Radviz

Radviz vizualization with explorative data analysis and intelligent data visualization enhancements.

Inputs
Data
input dataset
Data Subset
subset of instances
Outputs
Selected Data
instances selected from the plot
Data
data with an additional column showing whether a point is selected
Components
Radviz vectors

Radviz ([1]) is a non-linear multi-dimensional visualization technique that can display data defined by three or more variables in a 2-dimensional projection. The visualized variables are presented as anchor points equally spaced around the perimeter of a unit circle. Data instances are shown as points inside the circle, with their positions determined by a metaphor from physics: each point is held in place with springs that are attached at the other end to the variable anchors. The stiffness of each spring is proportional to the value of the corresponding variable and the point ends up at the position where the spring forces are in equilibrium. Prior to visualization, variable values are scaled to lie between 0 and 1. Data instances that are close to a set of variable anchors have higher values for these variables than for the others.

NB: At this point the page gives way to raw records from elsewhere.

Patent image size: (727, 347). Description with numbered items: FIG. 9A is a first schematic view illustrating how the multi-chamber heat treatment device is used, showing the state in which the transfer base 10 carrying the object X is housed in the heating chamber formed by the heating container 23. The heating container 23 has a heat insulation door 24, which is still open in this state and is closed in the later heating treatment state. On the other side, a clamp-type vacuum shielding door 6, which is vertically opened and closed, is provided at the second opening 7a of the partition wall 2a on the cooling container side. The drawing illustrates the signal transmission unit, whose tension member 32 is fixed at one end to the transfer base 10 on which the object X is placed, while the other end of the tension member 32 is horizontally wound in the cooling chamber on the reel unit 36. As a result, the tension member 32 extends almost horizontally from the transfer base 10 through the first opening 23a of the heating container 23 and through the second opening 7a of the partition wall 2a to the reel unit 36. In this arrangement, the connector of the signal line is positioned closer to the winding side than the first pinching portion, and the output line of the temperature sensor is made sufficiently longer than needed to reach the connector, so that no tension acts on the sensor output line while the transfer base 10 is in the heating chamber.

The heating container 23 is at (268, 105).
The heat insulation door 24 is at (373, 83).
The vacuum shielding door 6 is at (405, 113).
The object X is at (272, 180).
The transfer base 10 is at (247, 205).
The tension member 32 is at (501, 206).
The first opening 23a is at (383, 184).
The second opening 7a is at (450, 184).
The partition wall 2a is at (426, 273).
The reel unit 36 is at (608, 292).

The snapshot shown below shows a Radviz widget with a visualization of the dataset from functional genomics ([2]). In this particular visualization the data instances are colored according to the corresponding class, and the visualization space is colored according to the computed class probability. Notice that the particular visualization very nicely separates data instances of different class, making the visualization interesting and potentially informative.

../../_images/Radviz-Brown.png

Just like all point-based visualizations, this widget includes tools for intelligent data visualization (VizRank, see [3]) and an interface for explorative data analysis - selection of data points in visualization. Just like the Scatter Plot widget, it can be used to find a set of variables that would result in an interesting visualization. The Radviz graph above is according to this definition an example of a very good visualization, while the one below is not - where we show an VizRank’s interface (Suggest features button) with a list of 3-attribute visualizations and their scores - is not.

../../_images/Radviz-Brown-2.png

References

[1]Hoffman,P.E. et al. (1997) DNA visual and analytic data mining. In the Proceedings of the IEEE Visualization. Phoenix, AZ, pp. 437-441.
[2]Brown, M. P., W. N. Grundy, et al. (2000). “Knowledge-based analysis of microarray gene expression data by using support vector machines.” Proc Natl Acad Sci U S A 97(1): 262-7.
[3]Leban, G., B. Zupan, et al. (2006). “VizRank: Data Visualization Guided by Machine Learning.” Data Mining and Knowledge Discovery 13(2): 119-136.
[4]Mramor M, Leban G, Demsar J, Zupan B. Visualization-based cancer microarray data classification analysis. Bioinformatics 23(16): 2147-2154, 2007.